C'est peut-être dans un ritualisme réglant tous les gestes de la vie quotidienne du
juif intégral, dans le fameux joug de la loi - ressenti par les âmes pieuses comme joie
- que réside l'aspect le plus caractéristique de l'existence juive. Il l'a préservée à
travers des siècles. Il tient cette existence dans son être pourtant le plus naturel
comme à distance de la nature. Mais peut-être, ainsi, comme présente au Plus-Haut
17
.
14
La référence au judaïsme permet de poser la question de la vérité18 en dépassant le
schéma théorétique de la relation ontologique, et en privilégiant des significations et des
structures éthiques. Ici, l'absolu ne se relativise pas dans la relation qui l'approche, l'en
soi ne devient pas un pour nous. Ce dépassement du primat de l'ontologie permet de
découvrir l'originalité et l'originarité de significations éthiques inconditionnées. Pour
cela, il faut démentir l'indéracinable conviction de la philosophie occidentale d'après
laquelle “ toute transcendance se pense comme savoir ” et “ ressort de l'intellect ” 19. Ce
sont ces thèmes que Levinas a développés dans sa lecture talmudique intitulée “ La
tentation de la tentation ”20 et consacrée à un texte tiré du traité Chabbat 88 a et b.
15
C'est la notion de révélation qui offre une véritable antithèse à la tentation de la tentation.
La révélation permet de “ découvrir un ordre plus ancien que celui où s'installe une
pensée tentée par la tentation ”21. Ici l'ordre de la connaissance n'est plus le préalable
absolu, l'a priori incontesté.

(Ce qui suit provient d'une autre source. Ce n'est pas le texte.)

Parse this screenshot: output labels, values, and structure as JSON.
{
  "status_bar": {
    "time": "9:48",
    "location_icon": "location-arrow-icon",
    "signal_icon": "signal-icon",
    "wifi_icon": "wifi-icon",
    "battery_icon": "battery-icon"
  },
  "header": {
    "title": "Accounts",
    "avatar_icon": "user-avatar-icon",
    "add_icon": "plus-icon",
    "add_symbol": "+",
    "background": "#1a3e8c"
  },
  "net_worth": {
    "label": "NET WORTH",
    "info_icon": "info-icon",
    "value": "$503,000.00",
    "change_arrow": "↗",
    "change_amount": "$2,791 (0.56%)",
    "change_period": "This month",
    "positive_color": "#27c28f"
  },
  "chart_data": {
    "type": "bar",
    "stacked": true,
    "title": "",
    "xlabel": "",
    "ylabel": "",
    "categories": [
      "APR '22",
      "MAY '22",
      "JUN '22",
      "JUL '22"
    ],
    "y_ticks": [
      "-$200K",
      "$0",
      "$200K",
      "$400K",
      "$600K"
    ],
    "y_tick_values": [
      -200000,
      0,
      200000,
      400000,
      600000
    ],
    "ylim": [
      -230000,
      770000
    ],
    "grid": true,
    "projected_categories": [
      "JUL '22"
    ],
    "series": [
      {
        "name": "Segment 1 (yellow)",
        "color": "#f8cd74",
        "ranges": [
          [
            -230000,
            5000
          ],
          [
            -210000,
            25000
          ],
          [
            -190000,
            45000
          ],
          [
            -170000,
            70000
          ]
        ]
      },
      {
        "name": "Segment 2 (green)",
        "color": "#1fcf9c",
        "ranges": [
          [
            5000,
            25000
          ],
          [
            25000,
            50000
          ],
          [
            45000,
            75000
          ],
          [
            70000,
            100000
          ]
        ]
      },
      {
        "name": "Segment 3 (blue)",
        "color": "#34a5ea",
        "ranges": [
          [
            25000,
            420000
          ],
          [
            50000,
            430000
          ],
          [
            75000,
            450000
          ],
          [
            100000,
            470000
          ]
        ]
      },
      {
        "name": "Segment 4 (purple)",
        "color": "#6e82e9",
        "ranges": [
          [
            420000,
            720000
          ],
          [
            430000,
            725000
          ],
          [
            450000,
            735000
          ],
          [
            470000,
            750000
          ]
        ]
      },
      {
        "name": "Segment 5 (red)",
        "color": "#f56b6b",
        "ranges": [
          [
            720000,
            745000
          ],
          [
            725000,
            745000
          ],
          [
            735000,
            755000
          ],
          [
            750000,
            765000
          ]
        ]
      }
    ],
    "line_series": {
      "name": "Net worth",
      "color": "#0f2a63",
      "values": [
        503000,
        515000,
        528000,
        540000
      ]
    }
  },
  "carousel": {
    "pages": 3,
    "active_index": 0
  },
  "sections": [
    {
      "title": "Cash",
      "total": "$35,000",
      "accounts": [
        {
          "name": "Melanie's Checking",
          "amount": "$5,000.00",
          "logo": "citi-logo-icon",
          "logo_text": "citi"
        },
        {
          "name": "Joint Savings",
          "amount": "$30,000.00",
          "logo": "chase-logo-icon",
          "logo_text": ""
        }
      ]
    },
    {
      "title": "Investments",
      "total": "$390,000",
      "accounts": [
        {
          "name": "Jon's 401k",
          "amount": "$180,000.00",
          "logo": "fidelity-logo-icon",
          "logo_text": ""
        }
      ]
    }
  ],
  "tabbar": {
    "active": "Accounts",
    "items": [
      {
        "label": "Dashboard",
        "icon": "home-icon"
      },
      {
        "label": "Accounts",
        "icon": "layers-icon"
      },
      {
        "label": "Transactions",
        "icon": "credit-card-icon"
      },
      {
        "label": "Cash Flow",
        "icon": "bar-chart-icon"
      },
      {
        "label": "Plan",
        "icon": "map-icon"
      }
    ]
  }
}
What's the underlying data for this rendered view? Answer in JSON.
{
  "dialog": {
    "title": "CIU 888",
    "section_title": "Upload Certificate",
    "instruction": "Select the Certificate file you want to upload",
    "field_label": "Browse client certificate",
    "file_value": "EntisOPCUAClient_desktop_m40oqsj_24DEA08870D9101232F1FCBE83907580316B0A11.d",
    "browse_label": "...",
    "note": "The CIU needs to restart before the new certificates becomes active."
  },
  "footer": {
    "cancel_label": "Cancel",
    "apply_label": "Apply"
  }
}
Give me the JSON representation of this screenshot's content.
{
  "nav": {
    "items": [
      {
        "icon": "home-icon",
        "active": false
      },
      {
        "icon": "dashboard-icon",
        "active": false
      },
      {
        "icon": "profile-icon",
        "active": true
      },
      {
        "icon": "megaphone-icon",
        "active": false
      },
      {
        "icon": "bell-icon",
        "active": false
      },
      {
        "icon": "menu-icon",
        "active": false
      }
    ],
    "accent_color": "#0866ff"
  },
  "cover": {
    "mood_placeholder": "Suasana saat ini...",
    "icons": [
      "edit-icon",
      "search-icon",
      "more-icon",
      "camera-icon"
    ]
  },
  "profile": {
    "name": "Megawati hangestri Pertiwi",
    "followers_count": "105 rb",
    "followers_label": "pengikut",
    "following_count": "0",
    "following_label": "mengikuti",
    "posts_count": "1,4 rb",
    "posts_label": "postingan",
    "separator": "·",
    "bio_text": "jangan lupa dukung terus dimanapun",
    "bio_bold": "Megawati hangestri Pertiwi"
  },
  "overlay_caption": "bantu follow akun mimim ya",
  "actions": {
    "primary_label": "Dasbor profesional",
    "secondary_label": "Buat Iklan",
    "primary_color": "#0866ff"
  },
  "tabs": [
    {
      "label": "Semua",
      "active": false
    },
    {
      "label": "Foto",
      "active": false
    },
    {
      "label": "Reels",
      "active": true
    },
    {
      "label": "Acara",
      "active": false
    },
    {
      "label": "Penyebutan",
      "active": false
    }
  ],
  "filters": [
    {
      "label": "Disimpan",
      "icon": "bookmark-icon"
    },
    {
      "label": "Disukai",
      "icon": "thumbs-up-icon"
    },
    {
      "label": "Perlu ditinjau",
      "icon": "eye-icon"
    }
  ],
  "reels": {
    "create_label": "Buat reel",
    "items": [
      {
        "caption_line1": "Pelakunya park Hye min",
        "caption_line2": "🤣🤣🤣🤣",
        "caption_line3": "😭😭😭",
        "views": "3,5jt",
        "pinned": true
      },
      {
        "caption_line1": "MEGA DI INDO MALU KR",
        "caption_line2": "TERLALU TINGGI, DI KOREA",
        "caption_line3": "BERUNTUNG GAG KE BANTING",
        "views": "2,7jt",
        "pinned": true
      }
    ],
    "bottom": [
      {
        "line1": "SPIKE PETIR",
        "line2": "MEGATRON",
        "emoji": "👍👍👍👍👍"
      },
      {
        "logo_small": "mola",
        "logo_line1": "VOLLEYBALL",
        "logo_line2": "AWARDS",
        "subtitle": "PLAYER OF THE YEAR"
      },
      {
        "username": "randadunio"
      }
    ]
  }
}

Ici, le danger à conjurer n'est plus le danger d'inconnu ; ici, la
pensée libre trouve elle-même son préalable. La révélation ne se définit pas par les
connaissances surnaturelles qu'elle apporterait, par la manifestation du divin, par le
numineux ou le terrifiant : toutes “ choses ” qui font courir “ à celui qui les accueille le
risque d'être le dupe du diable22 ”. La révélation est discours. Il faut pour accueillir la
révélation un être apte à ce rôle d'interlocuteur, un être séparé. Un tu se laissant
atteindre par la parole d'un je.
Entendre la parole divine, ne revient pas à connaître un objet, mais à être en
rapport avec une substance débordant son idée en moi, débordant ce que Descartes
appelle son “existence objective”23.
16
Or, cette parole divine nous décentre de nous-mêmes, fissure notre moi pour nous
tourner vers autrui et en cela constitue notre subjectivité. Cette relation avec la
transcendance divine s'exprimant dans une parole - un commandement - ne s'accomplit
pas dans l'ignorance des humains. Elle est sociale.
17
Plus encore, le propre de la révélation est un véritable renversement de l'ordre “ naturel ”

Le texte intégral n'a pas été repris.